We're speaking, of course, of Julian Fantino -- former commissioner of the Ontario Provincial Police, former Ontario commissioner of emergency management, former Toronto chief of police, former police chief for Ontario's York Region, and former London, Ont., police chief.

Phew. This man moves. He overcomes all obstacles. He courts controversy, draws it to himself like iron shavings to a magnet. Despite this, his rise has been meteoric. And continues apace.

Here's a prediction: Fantino will handily win the coming by-election in Vaughan, Ont., expected before Christmas. In the next cabinet shuffle, likely early next year, he'll become a junior minister. And in the shuffle after that, assuming the Conservatives are still in office, he'll be Minister of Public Safety.

Vic Toews, keep an eye on your chair. And Stephen Harper? Perhaps you should do the same. Fantino is no ordinary politician. Nor does he enjoy, the record shows, taking direction from lesser men.

Are the Conservatives' standard-bearers lesser men? At the level of schoolyard alpha-dog dynamics, absolutely. Not one approaches Fantino's ability to work a room, or his simple charisma.

For proof, try this thought experiment: Imagine Fantino in an MMA cage match with, say, Tony Clement. OK, that's unfair. Jim Flaherty? Ouch. How about a Flaherty-Clement tag team then, with Fantino on his own? Still a midget-versus-giant mismatch. The professional politicians wouldn't have a hope.

You can work your way through the entire federal cabinet and not come up with a single figure who matches Fantino's personal wattage. Maxime Bernier tries -- but comes off as a middle-aged Lothario. Peter MacKay? Nope. Too plodding, too dull.

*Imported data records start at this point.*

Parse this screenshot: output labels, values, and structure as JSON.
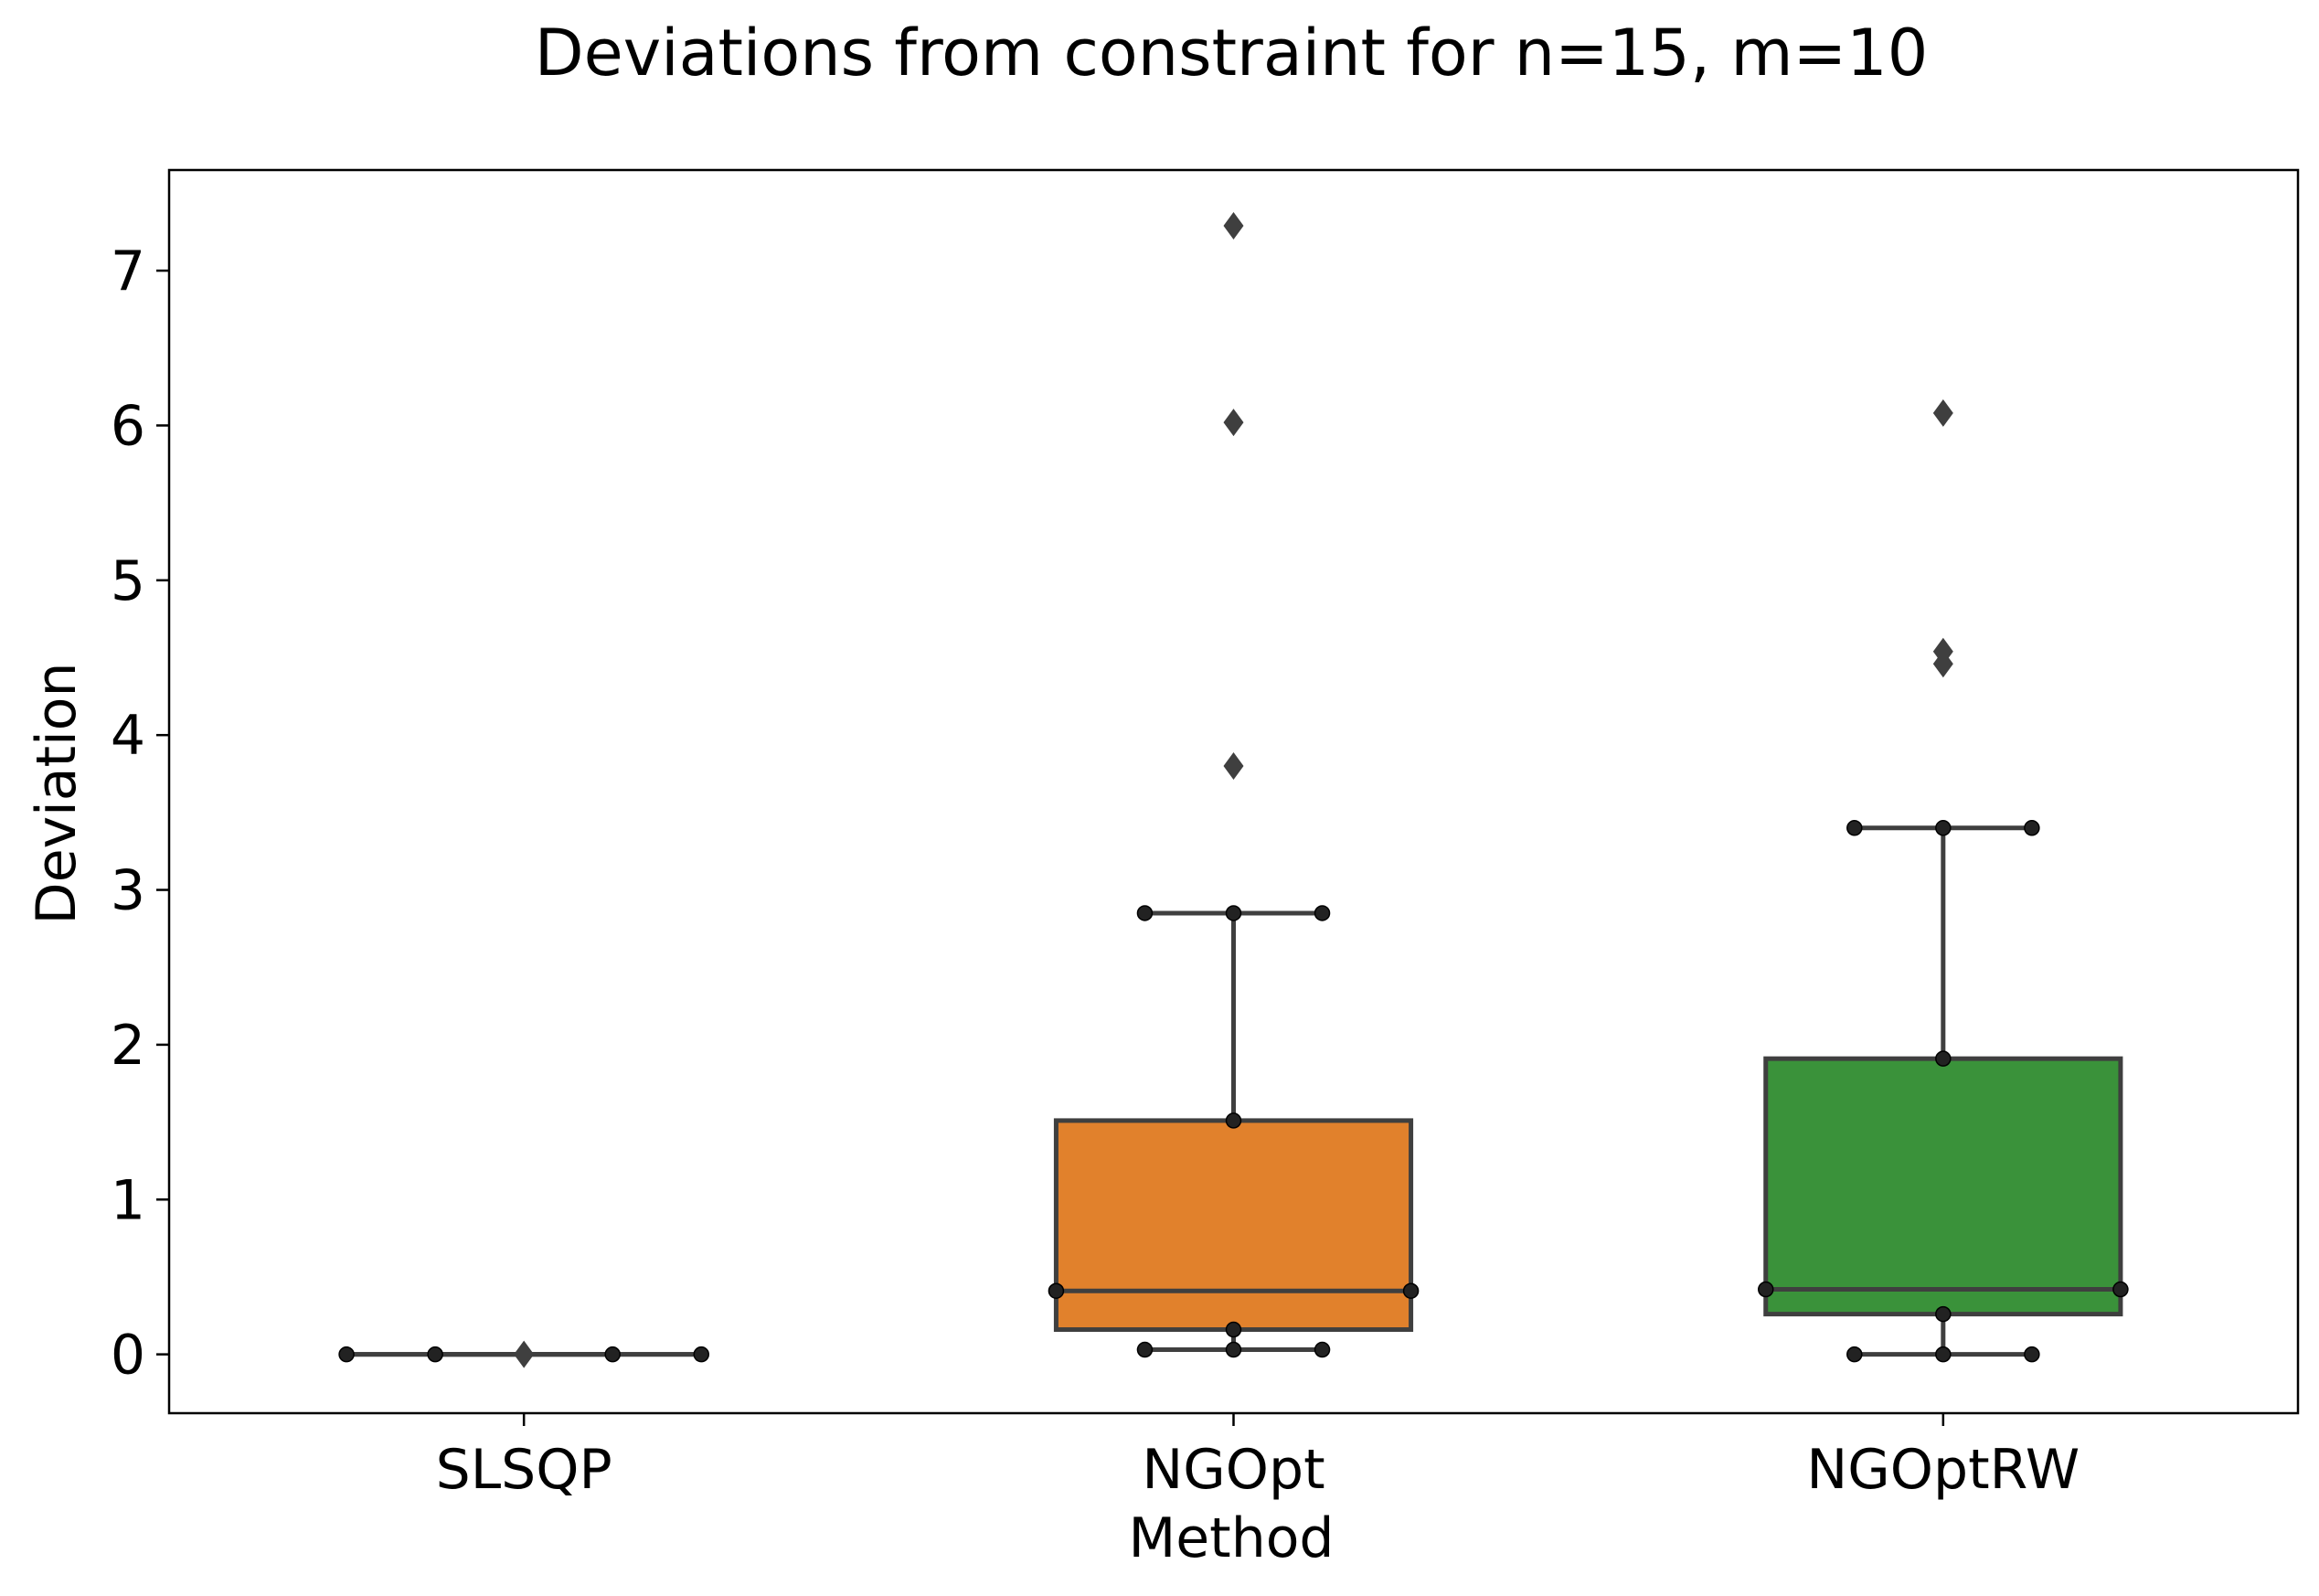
{
  "chart_data": {
    "type": "box",
    "title": "Deviations from constraint for n=15, m=10",
    "xlabel": "Method",
    "ylabel": "Deviation",
    "ylim": [
      -0.38,
      7.65
    ],
    "yticks": [
      0,
      1,
      2,
      3,
      4,
      5,
      6,
      7
    ],
    "grid": false,
    "categories": [
      "SLSQP",
      "NGOpt",
      "NGOptRW"
    ],
    "colors": {
      "SLSQP": "#1f77b4",
      "NGOpt": "#e1812c",
      "NGOptRW": "#3a923a",
      "lines": "#3f3f3f",
      "points": "#222222"
    },
    "boxes": [
      {
        "name": "SLSQP",
        "whisker_low": 0.0,
        "q1": 0.0,
        "median": 0.0,
        "q3": 0.0,
        "whisker_high": 0.0,
        "outliers": [
          0.0
        ],
        "summary_points": [
          0.0,
          0.0,
          0.0,
          0.0
        ]
      },
      {
        "name": "NGOpt",
        "whisker_low": 0.03,
        "q1": 0.16,
        "median": 0.41,
        "q3": 1.51,
        "whisker_high": 2.85,
        "outliers": [
          3.8,
          6.02,
          7.29
        ],
        "summary_points": [
          0.03,
          0.16,
          0.41,
          1.51,
          2.85
        ]
      },
      {
        "name": "NGOptRW",
        "whisker_low": 0.0,
        "q1": 0.26,
        "median": 0.42,
        "q3": 1.91,
        "whisker_high": 3.4,
        "outliers": [
          4.46,
          4.54,
          6.08
        ],
        "summary_points": [
          0.0,
          0.26,
          0.42,
          1.91,
          3.4
        ]
      }
    ]
  }
}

And of course, Harper himself can't hold a candle to his new recruit, on the magnetism scale. Keep an eye on these two once Fantino gets rolling. See who draws the most cameras, microphones and applause when they share an event.

Then there's the bigger problem, inextricably linked with Fantino's charisma. That would be his unshakeable certainty that his side is always the morally correct one, and that anyone who faults him is therefore dead wrong and worthy of attack, by definition.

For years, as Ontario Premier Dalton McGuinty appointed him to successively more important jobs, Fantino made a habit of telling his civilian boss what laws to write.

In 2008, Fantino proposed that anyone who puts their car in a ditch in winter should be fined. In 2009, he suggested that any criticism of police use of Tasers was illegitimate because the critics "have never walked a beat and could not even pass basic police training." Hmm.

Fantino waged a bitter public fight with Caledonia, Ont., residents' activist Gary McHale. In the now-famous e-mail sent to Haldimand County Council in April of 2007, this appointed civil servant berated elected politicians, "for appearing to support McHale," and threatened to withdraw OPP services.

Fantino was later charged with "trying to influence municipal officials by means of threats." Earlier this year, an Ontario Crown prosecutor withdrew the charge on grounds there was no reasonable prospect of conviction.

So here's the question for the prime minister and the slouch-shouldered, gentle gnomes in the PMO -- worthy political warriors no doubt but not alpha dogs, necessarily.

Can you handle Julian Fantino? And what will you do when he snaps at you? Just curious.